Update: The FCC can however, conclude its reviews independently. The FCC’s decision on Monday night could be seen as the agency’s taking a careful view of consolidating so much spectrum in the hands of one company, which could be a blow for AT&T’s plans to buy the No. 4 player in the U.S. market.
We’ve long said this deal is bad for consumers and bad for innovation, but in the last few weeks a few other reports have come out that indicate our initial reaction might be correct. And perhaps with its decision on Monday, the FCC is really listening.
For example, last week the Yankee Group issued a note that said it believed wireless prices would rise by $35 in six major cities if AT&T were to buy T-Mobile. AT&T disputes this. Last month consumers (with the help of an enterprising law firm) filed a suit seeking arbitration to stop the merger. Also in July, Senator Herb Kohl, the Democratic chairman of the Senate Judiciary subcommittee on antitrust matters, came out strongly against the deal, as did several other Democratic senators. However, two powerful Republican senators, including John Cornyn from the state of Texas, where AT&T’s headquarters are based, praised the deal.
However, not everyone seems upset. AT&T hired consulting firm M+R to do its own analysis on T-Mobile. The paper, by M+R economist Allen Rosenfeld, argued that regulators are focusing somewhat on the wrong issue — not what happens if AT&T buys T-Mo but what happens if AT&T doesn’t buy T-Mobile. The paper posits that without AT&T’s big bucks, T-Mobile will fail, leaving consumers with less choice in the market anyhow.
It says that many analysts are making a mistake by comparing apples to oranges, with the oranges being the current 2010 pricing environment and the apples being the 2012 post-merger pricing environment if the T-Mobile buy occurs. So instead of comparing today’s real prices, the paper suggests that the economically rational thing to do is compare the imaginary apples of the 2012 time frame if the deal happened versus if the deal did not happen.
At the core of the flawed apples-and-oranges comparison is an implicit assumption that, in the absence of the proposed merger, T-Mobile USA’s current pricing structure would continue to be available to consumers. In the most-general sense, that assumption implies a continuation of the status quo for T-Mobile USA for the foreseeable future. More specifically, it assumes that T-Mobile USA’s overall customer strategy, driven by plans priced lower than AT&T’s and Verizon’s, could be sustained for years to come. A close look at the industry and the competitive outlook for T-Mobile USA, however, casts serious doubt upon the validity of the assumption that T-Mobile USA, going it alone in the absence of the merger, would be able to sustain its pricing strategy and that consumers would be better off if the merger were not approved.
This perspective may explain why AT&T’s executives on the company’s second quarter results call shared last month that they were confident in the merger going through. But with the latest review by the FCC, it certainly doesn’t look like it can take its $39 billion purchase for granted.

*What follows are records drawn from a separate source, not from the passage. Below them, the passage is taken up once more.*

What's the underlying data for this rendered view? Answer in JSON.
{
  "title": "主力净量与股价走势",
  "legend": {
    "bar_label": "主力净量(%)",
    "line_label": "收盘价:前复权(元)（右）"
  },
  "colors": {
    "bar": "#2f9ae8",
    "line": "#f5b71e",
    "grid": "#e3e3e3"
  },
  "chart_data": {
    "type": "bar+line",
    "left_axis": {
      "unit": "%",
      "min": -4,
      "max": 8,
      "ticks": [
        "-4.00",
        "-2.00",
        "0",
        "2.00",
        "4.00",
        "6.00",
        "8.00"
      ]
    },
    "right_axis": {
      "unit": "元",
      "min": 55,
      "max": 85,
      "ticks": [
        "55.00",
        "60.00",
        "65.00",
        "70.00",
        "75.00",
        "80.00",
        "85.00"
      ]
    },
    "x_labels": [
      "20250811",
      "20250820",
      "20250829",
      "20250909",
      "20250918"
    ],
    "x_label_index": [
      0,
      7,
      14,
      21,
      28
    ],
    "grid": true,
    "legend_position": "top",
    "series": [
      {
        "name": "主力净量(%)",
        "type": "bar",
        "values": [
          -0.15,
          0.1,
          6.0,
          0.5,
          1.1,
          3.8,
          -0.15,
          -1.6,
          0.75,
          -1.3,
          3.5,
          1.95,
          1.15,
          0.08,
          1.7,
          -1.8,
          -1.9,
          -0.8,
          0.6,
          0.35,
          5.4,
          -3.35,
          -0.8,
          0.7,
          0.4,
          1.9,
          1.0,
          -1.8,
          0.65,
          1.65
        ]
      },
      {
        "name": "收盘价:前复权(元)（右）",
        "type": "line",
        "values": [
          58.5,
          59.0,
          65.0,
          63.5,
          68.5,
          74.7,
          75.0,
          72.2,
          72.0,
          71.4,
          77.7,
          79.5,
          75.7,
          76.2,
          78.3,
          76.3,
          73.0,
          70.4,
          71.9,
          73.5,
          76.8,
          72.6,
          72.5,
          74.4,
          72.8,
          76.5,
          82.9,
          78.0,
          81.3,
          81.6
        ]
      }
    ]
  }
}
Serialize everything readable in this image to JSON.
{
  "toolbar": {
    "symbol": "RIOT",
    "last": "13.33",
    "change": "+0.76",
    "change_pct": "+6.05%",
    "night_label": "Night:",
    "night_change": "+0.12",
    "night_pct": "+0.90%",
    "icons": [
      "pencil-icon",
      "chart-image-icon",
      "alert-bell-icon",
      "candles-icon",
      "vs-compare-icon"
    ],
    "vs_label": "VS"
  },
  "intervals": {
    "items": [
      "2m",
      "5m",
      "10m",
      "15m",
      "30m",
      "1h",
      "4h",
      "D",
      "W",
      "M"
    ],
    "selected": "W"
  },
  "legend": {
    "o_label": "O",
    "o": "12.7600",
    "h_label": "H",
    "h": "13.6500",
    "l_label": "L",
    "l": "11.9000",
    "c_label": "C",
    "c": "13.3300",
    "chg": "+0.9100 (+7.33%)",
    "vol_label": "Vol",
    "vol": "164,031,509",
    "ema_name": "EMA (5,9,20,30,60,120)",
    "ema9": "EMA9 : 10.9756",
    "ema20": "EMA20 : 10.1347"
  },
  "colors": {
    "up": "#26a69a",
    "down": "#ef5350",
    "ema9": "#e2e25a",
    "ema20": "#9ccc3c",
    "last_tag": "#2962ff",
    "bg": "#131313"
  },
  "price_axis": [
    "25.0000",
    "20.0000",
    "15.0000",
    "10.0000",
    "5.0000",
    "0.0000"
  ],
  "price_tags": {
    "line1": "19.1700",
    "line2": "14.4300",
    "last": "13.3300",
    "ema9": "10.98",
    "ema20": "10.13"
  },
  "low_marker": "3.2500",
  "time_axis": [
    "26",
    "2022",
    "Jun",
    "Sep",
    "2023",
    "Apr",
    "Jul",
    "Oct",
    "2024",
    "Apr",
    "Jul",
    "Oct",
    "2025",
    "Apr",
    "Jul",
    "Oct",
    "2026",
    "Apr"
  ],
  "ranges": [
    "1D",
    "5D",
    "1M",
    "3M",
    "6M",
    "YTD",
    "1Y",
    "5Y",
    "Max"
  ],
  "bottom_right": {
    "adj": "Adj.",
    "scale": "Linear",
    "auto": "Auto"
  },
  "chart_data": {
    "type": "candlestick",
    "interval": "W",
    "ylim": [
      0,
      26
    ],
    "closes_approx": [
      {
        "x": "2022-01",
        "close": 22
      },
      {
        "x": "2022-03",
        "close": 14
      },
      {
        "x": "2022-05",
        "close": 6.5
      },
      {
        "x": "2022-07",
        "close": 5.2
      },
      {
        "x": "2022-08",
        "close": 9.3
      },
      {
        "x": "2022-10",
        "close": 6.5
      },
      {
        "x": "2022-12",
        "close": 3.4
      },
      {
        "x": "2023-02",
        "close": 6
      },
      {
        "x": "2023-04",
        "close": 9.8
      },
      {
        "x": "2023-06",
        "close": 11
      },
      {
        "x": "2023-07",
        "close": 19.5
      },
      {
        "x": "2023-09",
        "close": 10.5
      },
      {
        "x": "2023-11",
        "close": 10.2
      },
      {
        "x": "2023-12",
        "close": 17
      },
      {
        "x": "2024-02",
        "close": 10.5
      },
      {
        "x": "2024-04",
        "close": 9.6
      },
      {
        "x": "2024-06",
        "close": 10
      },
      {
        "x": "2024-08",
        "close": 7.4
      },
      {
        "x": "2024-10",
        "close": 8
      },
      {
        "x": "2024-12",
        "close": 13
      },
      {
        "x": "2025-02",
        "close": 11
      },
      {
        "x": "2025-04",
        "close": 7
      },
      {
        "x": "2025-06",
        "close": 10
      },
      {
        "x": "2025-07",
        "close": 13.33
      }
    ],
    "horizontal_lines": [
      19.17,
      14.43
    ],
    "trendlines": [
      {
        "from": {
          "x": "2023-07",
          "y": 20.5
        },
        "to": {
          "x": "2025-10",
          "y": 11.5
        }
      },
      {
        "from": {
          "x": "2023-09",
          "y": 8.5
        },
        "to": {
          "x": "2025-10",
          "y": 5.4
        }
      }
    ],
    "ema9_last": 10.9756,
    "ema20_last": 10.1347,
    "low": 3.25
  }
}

Update No. 2: Qualcomm isn’t pleased with the FCC delay in approving its sale of spectrum to AT&T. The chimaker emailed the following statement:
The FCC should approve the pending AT&T-Qualcomm spectrum sale now because of the clear benefits to the public from the sale that stand on their own and are totally unrelated to the proposed AT&T-T-Mobile merger. Approval now will foster the public policies that the FCC correctly deems so vital for the American public. Approval now will re-purpose unused 700 MHz unpaired spectrum for mobile broadband, thereby easing America’s spectrum crunch and helping to meet the FCC’s goal of reallocating 300 MHz for mobile broadband over the next five years. Approval now will also allow Qualcomm to invest in a new, spectrally efficient technology (supplemental downlink) and enable the first worldwide deployment to occur in the U.S., thereby fostering U.S. economic growth and job creation and enhancing U.S. global leadership in wireless technology.